Wey Valley Academy

Geography

Geography Teaching Staff

  • Mr S Harrison – Curriculum Leader
  • Mr S Adams – Head of Year 8
  • Mr M Bell

Why Geography is important

Geography is a sprawling, hybrid discipline that spans both the natural and social sciences.
Powerful knowledge in geography:

  • Provides students with new ways of thinking about the world using ‘big ideas’ such as Place, Space and interconnection.
  • Provides students with powerful ways of analysing, explaining and understanding the world.
  • Gives students power over their own knowledge- students need to know about the discipline and how knowledge has been developed and tested.
  • Enables students to follow and participate in debates in significant local, national and global issues.
  • Takes students beyond their own experience. This knowledge of the world contributes strongly to students’ general knowledge.

Geography education within Wey Valley School aims to equip students with the knowledge and skills to be successful global citizens. Our curriculum is not about students leaving with a long list of facts about the world; we want our students to appreciate the ever-evolving nature of Geography as an academic discipline. Through our sequences of learning experiences, students will steadily work out how the world works and how it can and will change in the future. Students will learn about places that are outside of their own experience, they will develop their understanding of the world’s diversity of environments, peoples, cultures and economies. Students will develop a global ‘open mindness’ so that they can challenge stereotypes and understand the fluidity of key ideas and concepts. In their lessons, students will view the world objectively and go beyond their everyday experience. Students will be encouraged to develop a deep and descriptive conceptual world knowledge that enables them to explain relationships in both the natural and human realms. Students will then utilize the knowledge and be equipped with the tools to think through alternative social, economic and environmental futures for a range of places

The geography curriculum has been designed with the intention of providing our students with the skills required to tackle the formal assessments at the end of Year 11, the content of which is very synoptic in approach and requires candidates to be able to apply their learning to a range of familiar and unfamiliar contexts.

Key Stage 3

The curriculum in Key Stage 3 has been designed to introduce our students to the world around them. By underpinning knowledge early in these two years, this allows teachers

in the later years of the course, to be able to stretch and challenge our learners where appropriate. The intention, through the delivery of lessons, is to bring excitement into the classroom beyond the traditional specifications.

Below is just a selection of topics that students in Key Stage 3 will encounter:

  • Map skills
  • Climate change issue
  • Settlement
  • Biomes
  • The geography of fashion
  • Coasts
  • Weather & Climate
  • Hazards

Key Stage 4

The Department has opted to follow the Edexcel B Specification, which we firmly believe meets the needs of our students, providing them with a broad and balanced curriculum taking into account of the rapidly changing world. It includes many traditional geographical elements but adds a global and local perspective. It is accessible for our learners needs and is fully supported by a national subject advisor for Geography in the Faculty. It is delivered through topics, in four 60-minute lessons per fortnight, using a range of traditional learning activities and more modern approaches that take into account the needs of our learners. There are regular low-stakes assessments throughout the delivery of the course, but there are more formal assessments that mirror the whole-school assessment calendar.

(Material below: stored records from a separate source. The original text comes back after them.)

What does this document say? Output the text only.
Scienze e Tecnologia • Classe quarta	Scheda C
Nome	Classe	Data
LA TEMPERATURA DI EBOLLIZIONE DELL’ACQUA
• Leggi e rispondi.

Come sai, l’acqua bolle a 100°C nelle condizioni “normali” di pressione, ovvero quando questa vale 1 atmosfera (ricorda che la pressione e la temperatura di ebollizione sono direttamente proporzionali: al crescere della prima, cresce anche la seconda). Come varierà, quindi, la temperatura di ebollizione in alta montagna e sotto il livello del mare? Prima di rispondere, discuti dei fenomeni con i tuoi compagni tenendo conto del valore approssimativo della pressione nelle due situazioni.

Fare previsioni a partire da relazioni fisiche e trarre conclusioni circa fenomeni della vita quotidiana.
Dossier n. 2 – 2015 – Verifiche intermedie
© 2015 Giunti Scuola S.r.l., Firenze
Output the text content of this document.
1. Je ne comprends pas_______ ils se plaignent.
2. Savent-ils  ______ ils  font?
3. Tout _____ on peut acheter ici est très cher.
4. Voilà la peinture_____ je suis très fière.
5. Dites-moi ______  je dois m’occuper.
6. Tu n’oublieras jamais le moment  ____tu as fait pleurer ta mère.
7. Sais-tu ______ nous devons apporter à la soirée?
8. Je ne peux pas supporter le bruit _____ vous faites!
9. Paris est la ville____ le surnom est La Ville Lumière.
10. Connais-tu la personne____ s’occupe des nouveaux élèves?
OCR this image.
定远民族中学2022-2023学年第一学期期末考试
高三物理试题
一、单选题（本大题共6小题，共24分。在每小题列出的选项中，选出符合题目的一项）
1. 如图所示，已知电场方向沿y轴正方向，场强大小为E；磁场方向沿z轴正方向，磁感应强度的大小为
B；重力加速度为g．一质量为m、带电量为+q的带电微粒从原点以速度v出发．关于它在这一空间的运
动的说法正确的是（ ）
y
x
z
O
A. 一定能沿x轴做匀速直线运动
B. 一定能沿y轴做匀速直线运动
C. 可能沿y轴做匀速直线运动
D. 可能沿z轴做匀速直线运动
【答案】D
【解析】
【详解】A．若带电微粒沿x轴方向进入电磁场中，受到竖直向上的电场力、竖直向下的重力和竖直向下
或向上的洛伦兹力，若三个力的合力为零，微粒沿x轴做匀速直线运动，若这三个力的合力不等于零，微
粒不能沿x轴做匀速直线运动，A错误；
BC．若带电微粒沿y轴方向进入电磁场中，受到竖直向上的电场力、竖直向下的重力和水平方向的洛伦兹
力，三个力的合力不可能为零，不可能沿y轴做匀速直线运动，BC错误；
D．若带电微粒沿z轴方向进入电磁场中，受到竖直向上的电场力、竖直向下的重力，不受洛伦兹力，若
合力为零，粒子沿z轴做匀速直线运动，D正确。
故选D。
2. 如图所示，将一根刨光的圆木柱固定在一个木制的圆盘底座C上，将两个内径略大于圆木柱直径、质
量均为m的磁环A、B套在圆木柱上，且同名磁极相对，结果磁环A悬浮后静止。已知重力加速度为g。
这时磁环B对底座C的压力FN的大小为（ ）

Paper 1: Global Geographical Issues

  • Development Dynamics
  • Natural Hazards
  • Challenges of an Urbanising World

Paper 2: UK Geographical Issues

  • The Evolving UK Physical Environment
  • The Evolving UK Human Environment
  • Fieldwork – Coastal and rural environments

Paper 3: People and Environment Issues

  • People and the Biosphere
  • Forests Under Threat
  • Consuming Energy Resources

Assessment

At Key Stage 4, the terminal exams are unequally weighted, with 37.5% being awarded from Papers 1 and 2 and the remaining 25% from Paper 3. This will allow candidates the full breadth of the mark range from Grade 1 to 9. The formal assessment process demands candidates to be able to demonstrate competency in all four assessment objectives, which, at a simple level address factual recall of geographical processes, description and explanation of such processes, being able to make geographical interpretations, analysis and judgements, and the use / interpretation of cartographic skills within geography.
At Key Stage 3, assessment is a continuous process, through a variety of formative and summative methods. This may include activities that relate to the production of a written article (which could be a newspaper report, an essay or a [verbal] presentation, for example). All assessments are graded using the GCSE 1-9 system banded into groups which are defined as Foundation, Developing, Secure, Greater Depth and Mastery.

Extra-Curricular

In addition to lessons, we are looking to develop field work opportunities and trips that will broaden the horizons of our students. Students are also encouraged to partake in additional activities outside of their lessons- this may include attending drop in sessions for extra support or looking at the accuracy of geography in film and television. There is also a wealth of geographical literature which we encourage our students to explore.